Tout d’abord, et je pense que cela se remarque dans le livre, j’entretiens une profonde affection pour les souvenirs de mon père. Mais, comme je l’ai dit, en tissant l’intrigue, en rassemblant les détails, j’ai perçu mon père comme une annihilation d’affection, un lieu commun dans la figure du père de sa génération, et malheureusement, peut-être de la mienne. Mais en démêlant ce fil, j’ai commencé à comprendre que ce qui guérit peut aussi rendre malade, précisément parce que cela rend l’absence présente.

Des moments comme le deuil, les dernières rencontres avec votre père et même les silences entre vous semblent être des chapitres marquants de votre vie. Quelles leçons ces silences vous ont-ils apprises sur la communication – ou son absence – entre parents et enfants ?
Je crois que le silence est aussi un bien nécessaire, souvent rare dans une société dont les critères semblent être la connexion et l’engagement continus.

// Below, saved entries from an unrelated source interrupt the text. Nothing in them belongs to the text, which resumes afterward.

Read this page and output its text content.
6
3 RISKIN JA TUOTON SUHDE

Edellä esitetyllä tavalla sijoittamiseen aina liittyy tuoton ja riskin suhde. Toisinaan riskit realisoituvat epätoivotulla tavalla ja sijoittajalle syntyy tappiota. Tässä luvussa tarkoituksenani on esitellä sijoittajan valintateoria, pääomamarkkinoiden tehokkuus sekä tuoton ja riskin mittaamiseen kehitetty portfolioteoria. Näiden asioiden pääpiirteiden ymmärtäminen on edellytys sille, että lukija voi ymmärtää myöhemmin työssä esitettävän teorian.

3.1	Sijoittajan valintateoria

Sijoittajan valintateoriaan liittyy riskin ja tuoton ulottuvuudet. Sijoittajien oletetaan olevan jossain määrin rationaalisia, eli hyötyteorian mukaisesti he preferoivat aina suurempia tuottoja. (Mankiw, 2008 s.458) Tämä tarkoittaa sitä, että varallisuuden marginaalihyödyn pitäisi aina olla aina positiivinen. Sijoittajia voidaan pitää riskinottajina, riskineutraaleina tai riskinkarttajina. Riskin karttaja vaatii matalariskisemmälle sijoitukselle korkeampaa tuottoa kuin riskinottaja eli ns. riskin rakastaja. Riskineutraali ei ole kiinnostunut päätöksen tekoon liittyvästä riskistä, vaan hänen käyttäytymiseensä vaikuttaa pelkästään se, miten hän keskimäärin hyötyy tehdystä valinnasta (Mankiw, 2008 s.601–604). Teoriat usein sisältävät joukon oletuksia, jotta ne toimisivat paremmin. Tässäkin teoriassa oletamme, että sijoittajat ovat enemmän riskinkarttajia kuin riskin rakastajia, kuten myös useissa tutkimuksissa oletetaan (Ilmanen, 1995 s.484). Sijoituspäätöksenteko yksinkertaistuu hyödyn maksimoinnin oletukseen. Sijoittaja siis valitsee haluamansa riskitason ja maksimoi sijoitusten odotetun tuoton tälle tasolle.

Quiconque a eu l’occasion de vivre avec des adolescents sait que la question insistante : « Qu’est-ce qui ne va pas ? Que s’est-il passé ? » est souvent inefficace. D’un autre côté, le silence est relationnel, il est toujours l’inverse d’une idée de bruit, de vacarme. De même qu’il nous est impossible de vivre dans un bruit incessant, le silence dans son ensemble présuppose une absence, qui, dans le cas du livre, est l’absence d’un père et le manque d’affection. Aujourd’hui, je trouve étrange d’entendre des récits de souvenirs affectifs de pères décrits comme taciturnes, égocentriques, silencieux, comme des traits d’amour.
Dans « Mãe, o pai não vai chorar ? », vous explorez des souvenirs qui évoquent la peur de vieillir et du passage du temps. Comment le fait d’écrire sur le lent déclin de votre père a-t-il changé votre façon d’appréhender votre propre finitude ?

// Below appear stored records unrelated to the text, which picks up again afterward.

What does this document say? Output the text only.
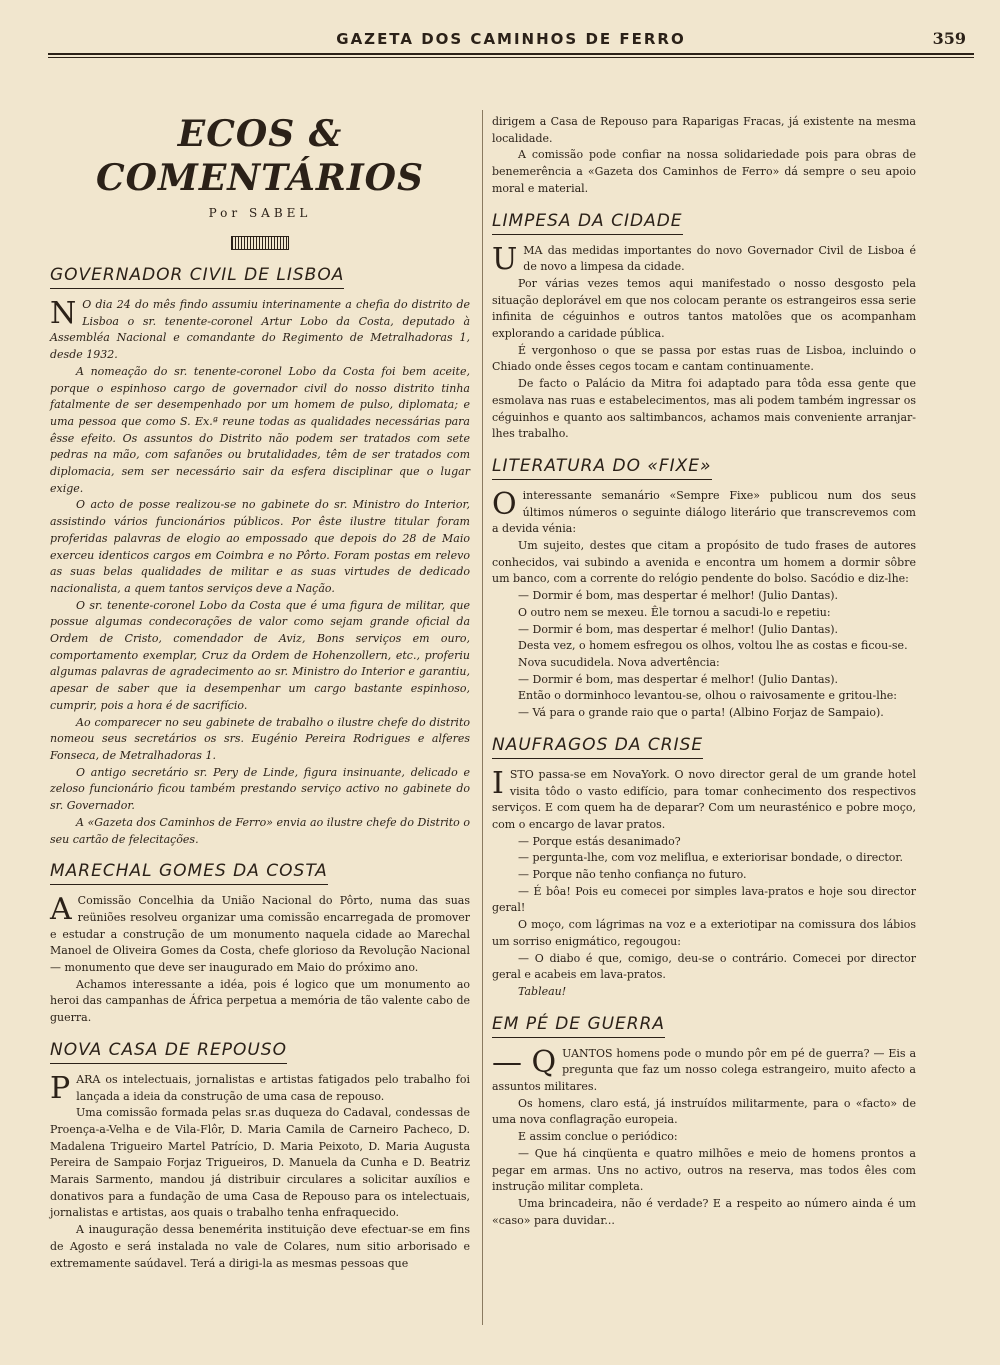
GAZETA DOS CAMINHOS DE FERRO	359
ECOS & COMENTÁRIOS
Por SABEL
GOVERNADOR CIVIL DE LISBOA

N O dia 24 do mês findo assumiu interinamente a chefia do distrito de Lisboa o sr. tenente-coronel Artur Lobo da Costa, deputado à Assembléa Nacional e comandante do Regimento de Metralhadoras 1, desde 1932.

A nomeação do sr. tenente-coronel Lobo da Costa foi bem aceite, porque o espinhoso cargo de governador civil do nosso distrito tinha fatalmente de ser desempenhado por um homem de pulso, diplomata; e uma pessoa que como S. Ex.ª reune todas as qualidades necessárias para êsse efeito. Os assuntos do Distrito não podem ser tratados com sete pedras na mão, com safanões ou brutalidades, têm de ser tratados com diplomacia, sem ser necessário sair da esfera disciplinar que o lugar exige.

O acto de posse realizou-se no gabinete do sr. Ministro do Interior, assistindo vários funcionários públicos. Por êste ilustre titular foram proferidas palavras de elogio ao empossado que depois do 28 de Maio exerceu identicos cargos em Coimbra e no Pôrto. Foram postas em relevo as suas belas qualidades de militar e as suas virtudes de dedicado nacionalista, a quem tantos serviços deve a Nação.

O sr. tenente-coronel Lobo da Costa que é uma figura de militar, que possue algumas condecorações de valor como sejam grande oficial da Ordem de Cristo, comendador de Aviz, Bons serviços em ouro, comportamento exemplar, Cruz da Ordem de Hohenzollern, etc., proferiu algumas palavras de agradecimento ao sr. Ministro do Interior e garantiu, apesar de saber que ia desempenhar um cargo bastante espinhoso, cumprir, pois a hora é de sacrifício.

Ao comparecer no seu gabinete de trabalho o ilustre chefe do distrito nomeou seus secretários os srs. Eugénio Pereira Rodrigues e alferes Fonseca, de Metralhadoras 1.

O antigo secretário sr. Pery de Linde, figura insinuante, delicado e zeloso funcionário ficou também prestando serviço activo no gabinete do sr. Governador.

A «Gazeta dos Caminhos de Ferro» envia ao ilustre chefe do Distrito o seu cartão de felecitações.

MARECHAL GOMES DA COSTA

A Comissão Concelhia da União Nacional do Pôrto, numa das suas reüniões resolveu organizar uma comissão encarregada de promover e estudar a construção de um monumento naquela cidade ao Marechal Manoel de Oliveira Gomes da Costa, chefe glorioso da Revolução Nacional — monumento que deve ser inaugurado em Maio do próximo ano.

Achamos interessante a idéa, pois é logico que um monumento ao heroi das campanhas de África perpetua a memória de tão valente cabo de guerra.

NOVA CASA DE REPOUSO

PARA os intelectuais, jornalistas e artistas fatigados pelo trabalho foi lançada a ideia da construção de uma casa de repouso.

Uma comissão formada pelas sr.as duqueza do Cadaval, condessas de Proença-a-Velha e de Vila-Flôr, D. Maria Camila de Carneiro Pacheco, D. Madalena Trigueiro Martel Patrício, D. Maria Peixoto, D. Maria Augusta Pereira de Sampaio Forjaz Trigueiros, D. Manuela da Cunha e D. Beatriz Marais Sarmento, mandou já distribuir circulares a solicitar auxílios e donativos para a fundação de uma Casa de Repouso para os intelectuais, jornalistas e artistas, aos quais o trabalho tenha enfraquecido.

A inauguração dessa benemérita instituição deve efectuar-se em fins de Agosto e será instalada no vale de Colares, num sitio arborisado e extremamente saúdavel. Terá a dirigi-la as mesmas pessoas que

dirigem a Casa de Repouso para Raparigas Fracas, já existente na mesma localidade.

A comissão pode confiar na nossa solidariedade pois para obras de benemerência a «Gazeta dos Caminhos de Ferro» dá sempre o seu apoio moral e material.

LIMPESA DA CIDADE

UMA das medidas importantes do novo Governador Civil de Lisboa é de novo a limpesa da cidade.

Por várias vezes temos aqui manifestado o nosso desgosto pela situação deplorável em que nos colocam perante os estrangeiros essa serie infinita de céguinhos e outros tantos matolões que os acompanham explorando a caridade pública.

É vergonhoso o que se passa por estas ruas de Lisboa, incluindo o Chiado onde êsses cegos tocam e cantam continuamente.

De facto o Palácio da Mitra foi adaptado para tôda essa gente que esmolava nas ruas e estabelecimentos, mas ali podem também ingressar os céguinhos e quanto aos saltimbancos, achamos mais conveniente arranjar-lhes trabalho.

LITERATURA DO «FIXE»

Ointeressante semanário «Sempre Fixe» publicou num dos seus últimos números o seguinte diálogo literário que transcrevemos com a devida vénia:

Um sujeito, destes que citam a propósito de tudo frases de autores conhecidos, vai subindo a avenida e encontra um homem a dormir sôbre um banco, com a corrente do relógio pendente do bolso. Sacódio e diz-lhe:

— Dormir é bom, mas despertar é melhor! (Julio Dantas).

O outro nem se mexeu. Êle tornou a sacudi-lo e repetiu:

— Dormir é bom, mas despertar é melhor! (Julio Dantas).

Desta vez, o homem esfregou os olhos, voltou lhe as costas e ficou-se.

Nova sucudidela. Nova advertência:

— Dormir é bom, mas despertar é melhor! (Julio Dantas).

Então o dorminhoco levantou-se, olhou o raivosamente e gritou-lhe:

— Vá para o grande raio que o parta! (Albino Forjaz de Sampaio).

NAUFRAGOS DA CRISE

ISTO passa-se em NovaYork. O novo director geral de um grande hotel visita tôdo o vasto edifício, para tomar conhecimento dos respectivos serviços. E com quem ha de deparar? Com um neurasténico e pobre moço, com o encargo de lavar pratos.

— Porque estás desanimado?

— pergunta-lhe, com voz meliflua, e exteriorisar bondade, o director.

— Porque não tenho confiança no futuro.

— É bôa! Pois eu comecei por simples lava-pratos e hoje sou director geral!

O moço, com lágrimas na voz e a exteriotipar na comissura dos lábios um sorriso enigmático, regougou:

— O diabo é que, comigo, deu-se o contrário. Comecei por director geral e acabeis em lava-pratos.

Tableau!

EM PÉ DE GUERRA

— Q UANTOS homens pode o mundo pôr em pé de guerra? — Eis a pregunta que faz um nosso colega estrangeiro, muito afecto a assuntos militares.

Os homens, claro está, já instruídos militarmente, para o «facto» de uma nova conflagração europeia.

E assim conclue o periódico:

— Que há cinqüenta e quatro milhões e meio de homens prontos a pegar em armas. Uns no activo, outros na reserva, mas todos êles com instrução militar completa.

Uma brincadeira, não é verdade? E a respeito ao número ainda é um «caso» para duvidar...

J’avais l’illusion qu’écrire sur la mort serait une catharsis, une façon d’accepter irrévocablement l’idée que nous aurions tous une fin. Après avoir terminé le livre, une autre illusion a disparu : une vision romantique de l’écriture. Mais, d’un autre côté, la fiction, en explorant d’autres possibilités du monde, reste une façon résiliente et réfléchie d’aborder ce processus, notamment en réalisant qu’il ne s’agit pas seulement d’un problème individuel, mais d’un problème générationnel. Comme je l’ai écrit dans le livre, Rita Lee est partie, Gal Costa aussi, mon père n’y était pour rien, mais lui aussi est parti.

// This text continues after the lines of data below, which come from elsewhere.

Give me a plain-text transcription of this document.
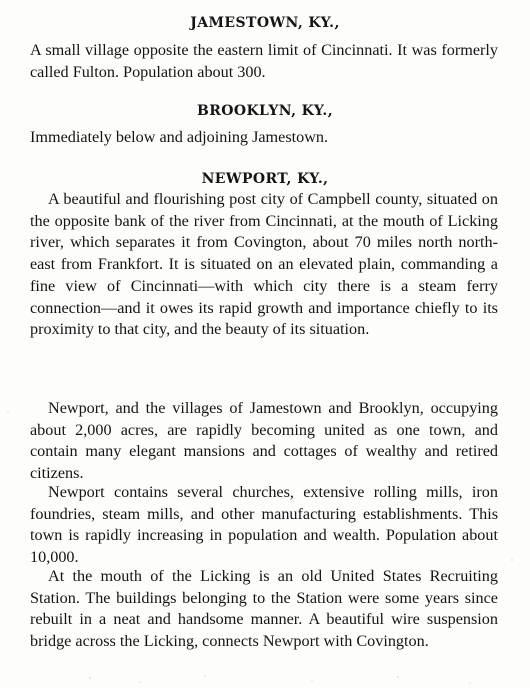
JAMESTOWN, KY.,

A small village opposite the eastern limit of Cincinnati. It was formerly called Fulton. Population about 300.

BROOKLYN, KY.,

Immediately below and adjoining Jamestown.

NEWPORT, KY.,

A beautiful and flourishing post city of Campbell county, situated on the opposite bank of the river from Cincinnati, at the mouth of Licking river, which separates it from Covington, about 70 miles north north-east from Frankfort. It is situated on an elevated plain, commanding a fine view of Cincinnati—with which city there is a steam ferry connection—and it owes its rapid growth and importance chiefly to its proximity to that city, and the beauty of its situation.

Newport, and the villages of Jamestown and Brooklyn, occupying about 2,000 acres, are rapidly becoming united as one town, and contain many elegant mansions and cottages of wealthy and retired citizens.

Newport contains several churches, extensive rolling mills, iron foundries, steam mills, and other manufacturing establishments. This town is rapidly increasing in population and wealth. Population about 10,000.

At the mouth of the Licking is an old United States Recruiting Station. The buildings belonging to the Station were some years since rebuilt in a neat and handsome manner. A beautiful wire suspension bridge across the Licking, connects Newport with Covington.
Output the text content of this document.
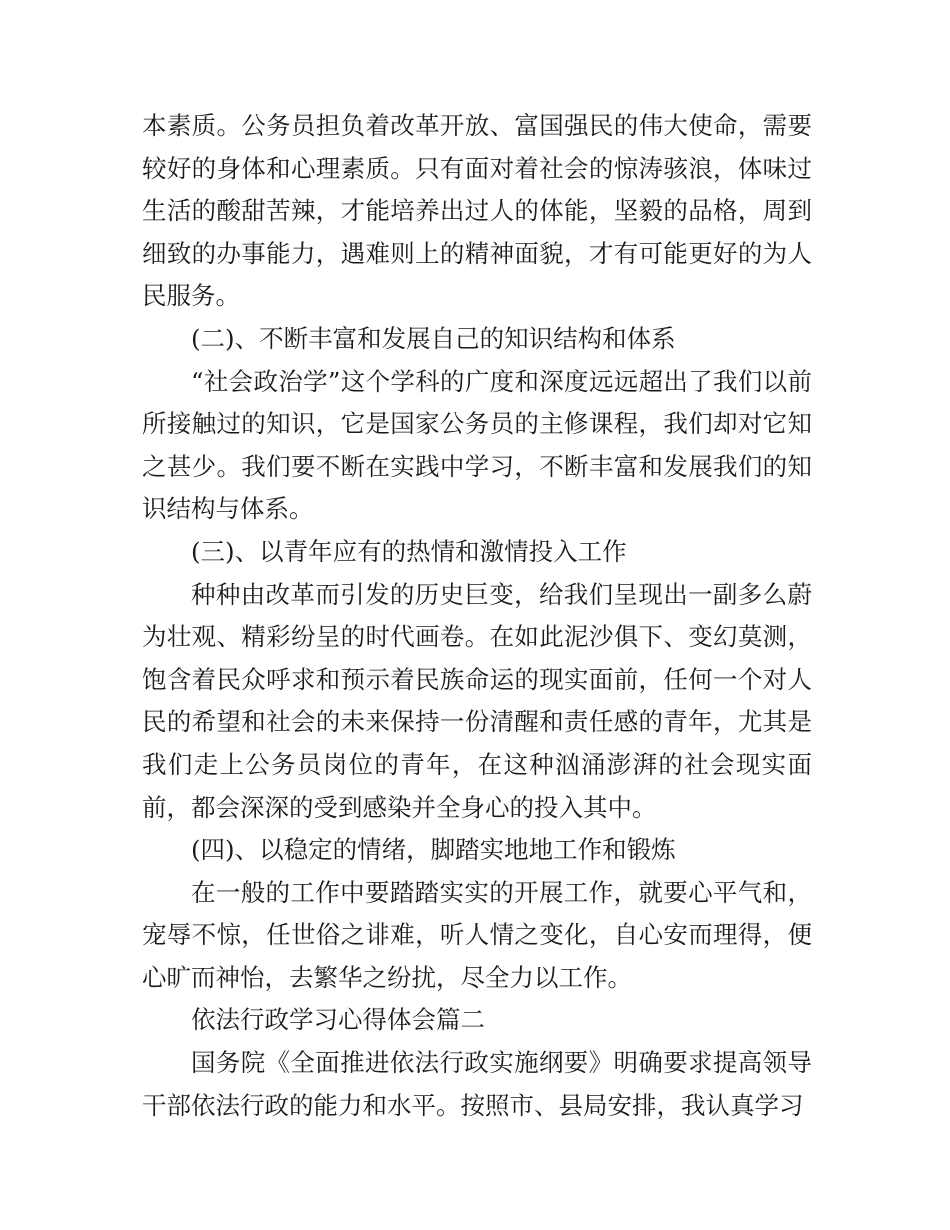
本素质。公务员担负着改革开放、富国强民的伟大使命，需要较好的身体和心理素质。只有面对着社会的惊涛骇浪，体味过生活的酸甜苦辣，才能培养出过人的体能，坚毅的品格，周到细致的办事能力，遇难则上的精神面貌，才有可能更好的为人民服务。

(二)、不断丰富和发展自己的知识结构和体系

“社会政治学”这个学科的广度和深度远远超出了我们以前所接触过的知识，它是国家公务员的主修课程，我们却对它知之甚少。我们要不断在实践中学习，不断丰富和发展我们的知识结构与体系。

(三)、以青年应有的热情和激情投入工作

种种由改革而引发的历史巨变，给我们呈现出一副多么蔚为壮观、精彩纷呈的时代画卷。在如此泥沙俱下、变幻莫测，饱含着民众呼求和预示着民族命运的现实面前，任何一个对人民的希望和社会的未来保持一份清醒和责任感的青年，尤其是我们走上公务员岗位的青年，在这种汹涌澎湃的社会现实面前，都会深深的受到感染并全身心的投入其中。

(四)、以稳定的情绪，脚踏实地地工作和锻炼

在一般的工作中要踏踏实实的开展工作，就要心平气和，宠辱不惊，任世俗之诽难，听人情之变化，自心安而理得，便心旷而神怡，去繁华之纷扰，尽全力以工作。

依法行政学习心得体会篇二

国务院《全面推进依法行政实施纲要》明确要求提高领导干部依法行政的能力和水平。按照市、县局安排，我认真学习
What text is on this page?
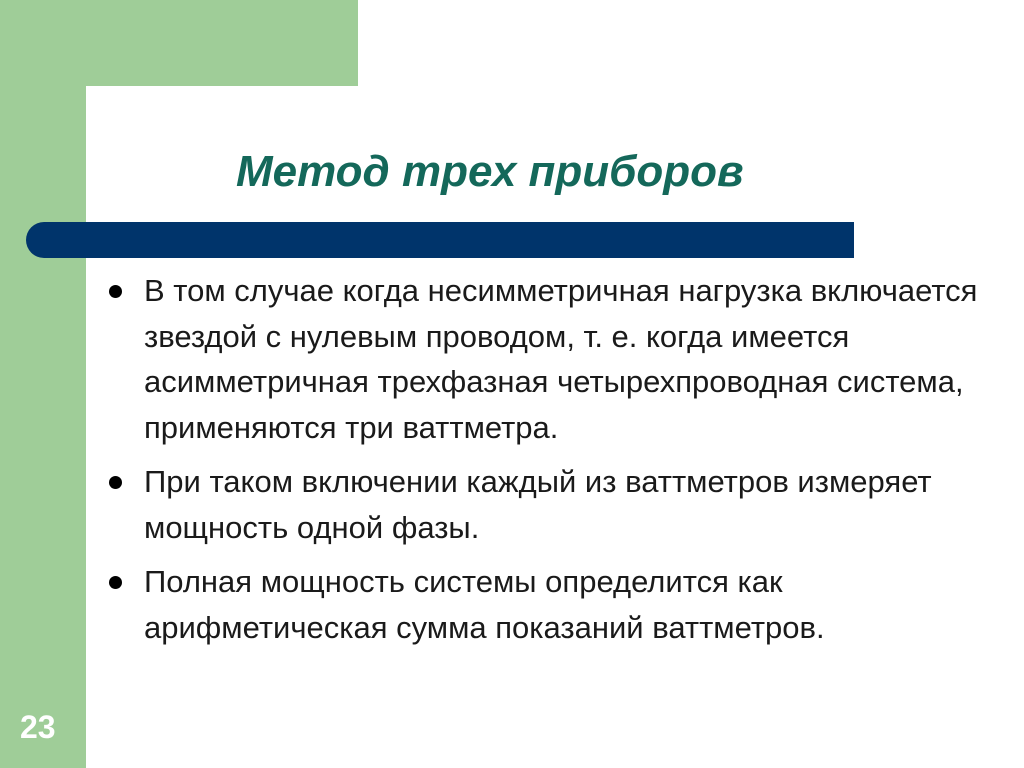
Метод трех приборов
В том случае когда несимметричная нагрузка включается звездой с нулевым проводом, т. е. когда имеется асимметричная трехфазная четырехпроводная система, применяются три ваттметра.
При таком включении каждый из ваттметров измеряет мощность одной фазы.
Полная мощность системы определится как арифметическая сумма показаний ваттметров.
23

Ce livre s’adresse à tous ceux qui souhaitent faire la paix avec leur enfant intérieur. Comment avez-vous vécu le fait de retrouver et de communiquer avec votre « moi enfantin » en écrivant, notamment en revisitant des souvenirs aussi intimes et familiers ?
L’enfant qui vit en moi est une construction du présent, se souvenir c’est ramener au présent ce que nous pensons être, si nous pouvons apprivoiser dans une certaine mesure l’idylle avec ce temps dans lequel nous pensons être immortels, où le passage du temps semble allongé et ténu, peut-être pouvons-nous atténuer une partie de l’angoisse qui nous afflige lorsque nous rencontrons cette inflexion dans le passage du temps.
L’œuvre aborde également des thèmes universels comme le sexisme et les inégalités sociales. Comment pensez-vous que les histoires de votre famille peuvent ouvrir la voie à une réflexion plus large sur ces thèmes dans la société actuelle ?
Comme je l’ai dit, organiser et partager ces expériences m’a fait voir sous un autre angle des faits et des relations que nous abordons normalement de manière complaisante, comme s’ils étaient « naturels ».
En fin de compte, en mettant vos souvenirs en mots, vous ouvrez une fenêtre permettant aux lecteurs de se connecter à leurs propres histoires. Quel message espérez-vous que chaque lecteur retiendra en refermant le livre, même s’il porte en lui sa propre douleur et des souvenirs non exprimés ?
Peut-être sommes-nous des êtres racontés à travers de multiples histoires et perspectives, qui se ressemblent, qui ont des points communs à toutes, comme naître et mourir, mais qui sont aussi différentes, car chacune semble suivre un chemin unique le long de ce sentier.